A recently formed task force of state and local groups has released a guide for elected officials to help them develop pension plan funding policies as they transition to new financial reporting requirements.

Eleven groups, including the “Big 7,” published a seven-page report “Pension Funding: A Guide for Local Officials” which recommends that the most important step state and local governments can take is to base their pension funding policy on an actuarially determined contribution (ADC), which should be obtained on an annual or biannual basis.

The task force, which was formed late in 2012, also said pension policy should promote fiscal discipline and intergenerational equity.

“The ultimate goal is to ensure that pension promises can be paid, employer costs can be managed and the plan to fund pensions is clear to everyone,” the groups wrote.

Last summer the Governmental Accounting Standards Board issued new accounting standards that focus on improving financial reporting and liabilities for public pension plans. Currently, governments disclose pension information in the footnotes to their financial statements, and generally only report the contributions they are required to make in a given year, as well as what they actually paid.

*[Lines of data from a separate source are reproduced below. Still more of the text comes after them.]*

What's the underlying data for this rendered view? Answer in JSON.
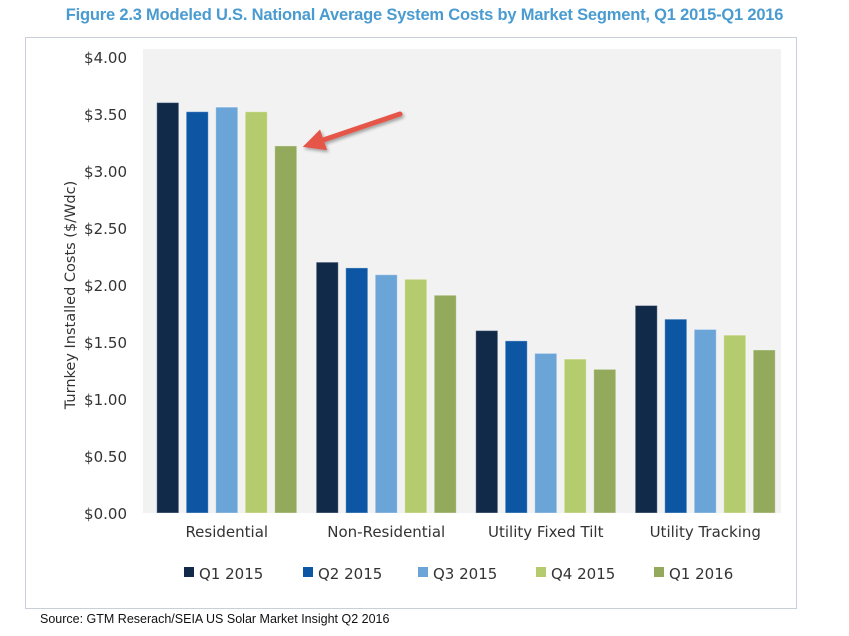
{
  "chart_data": {
    "type": "bar",
    "title": "Figure 2.3 Modeled U.S. National Average System Costs by Market Segment, Q1 2015-Q1 2016",
    "xlabel": "",
    "ylabel": "Turnkey Installed Costs ($/Wdc)",
    "ylim": [
      0,
      4
    ],
    "yticks": [
      0,
      0.5,
      1,
      1.5,
      2,
      2.5,
      3,
      3.5,
      4
    ],
    "ytick_labels": [
      "$0.00",
      "$0.50",
      "$1.00",
      "$1.50",
      "$2.00",
      "$2.50",
      "$3.00",
      "$3.50",
      "$4.00"
    ],
    "grid": false,
    "legend_position": "bottom",
    "categories": [
      "Residential",
      "Non-Residential",
      "Utility Fixed Tilt",
      "Utility Tracking"
    ],
    "series": [
      {
        "name": "Q1 2015",
        "color": "#112a4a",
        "values": [
          3.6,
          2.2,
          1.6,
          1.82
        ]
      },
      {
        "name": "Q2 2015",
        "color": "#0d56a4",
        "values": [
          3.52,
          2.15,
          1.51,
          1.7
        ]
      },
      {
        "name": "Q3 2015",
        "color": "#6ba5d8",
        "values": [
          3.56,
          2.09,
          1.4,
          1.61
        ]
      },
      {
        "name": "Q4 2015",
        "color": "#b5cc6e",
        "values": [
          3.52,
          2.05,
          1.35,
          1.56
        ]
      },
      {
        "name": "Q1 2016",
        "color": "#93a95c",
        "values": [
          3.22,
          1.91,
          1.26,
          1.43
        ]
      }
    ],
    "annotations": [
      {
        "type": "arrow",
        "color": "#e5574a",
        "points_to": {
          "category": "Residential",
          "series": "Q1 2016"
        }
      }
    ],
    "plot_background": "#f2f2f2"
  },
  "source": "Source: GTM Reserach/SEIA US Solar Market Insight Q2 2016"
}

The new GASB accounting standards will require governments to disclose a “net pension liability” figure for the first time on their balance sheets in addition to funding projections. The net pension liability is the difference between the total pension liability and the assets set aside in a trust and restricted to paying benefits.

The GASB standards will take effect for pension plan fiscal years beginning after June 15, 2013 and will apply to employers in fiscal years beginning after June 15, 2014.

Most state and local groups opposed the new standards and argued that they “focus entirely on accounting measurements of pension liabilities and no longer on how employers fund the cost of benefits or calculate their annual required contribution.”

As a result, the groups felt guidance was needed to help fill in the gap for state and local governments.

Public pension plans hold more than $3 trillion in assets in trust on behalf of more than 15 million working and eight million retired state and local government employees, according to the guide.

As of 2011, $2.7 trillion was funded and $900 billion was unfunded for 109 state-administered plans and 17 locally administered plans that represent 85% of total state and local government pension assets and members, the report said.

Since the significant declines in public and private retirement plans following the Great Recession in 2008 and 2009, 44 state enacted major changes in state retirement plans, according to the National Conference of State Legislatures.

Some of those changes have included increases in employee contributions to pension plans, longer vesting periods, reduced benefit levels, higher retirement ages and lower cost-of-living adjustments.

While state and local governments are not required to make changes in their funding policy according to GASB standards, they must meet them in order to receive a clean or nonqualified opinion from auditors on their financial statements.

Based on that premise, the task force recommended pension funding policies follow five general rules:

1. Have a pension funding policy that is based on an actuarially determined contribution;

2. Build funding discipline into the policy to ensure that promised benefits can be paid;

3. Maintain intergenerational equity so that the cost of employee benefits is paid by the generation of taxpayers who receives services;

4. Make employer costs a consistent percentage of payroll;

5. Require clear reporting to show how and when pension plans will be fully funded.

The task force also recommended that a sound pension funding policy should include at least three core elements including of funding in a manner consistent with policy objectives: actuarial cost method, asset smoothing method and amortization policy. The guide describes each of these.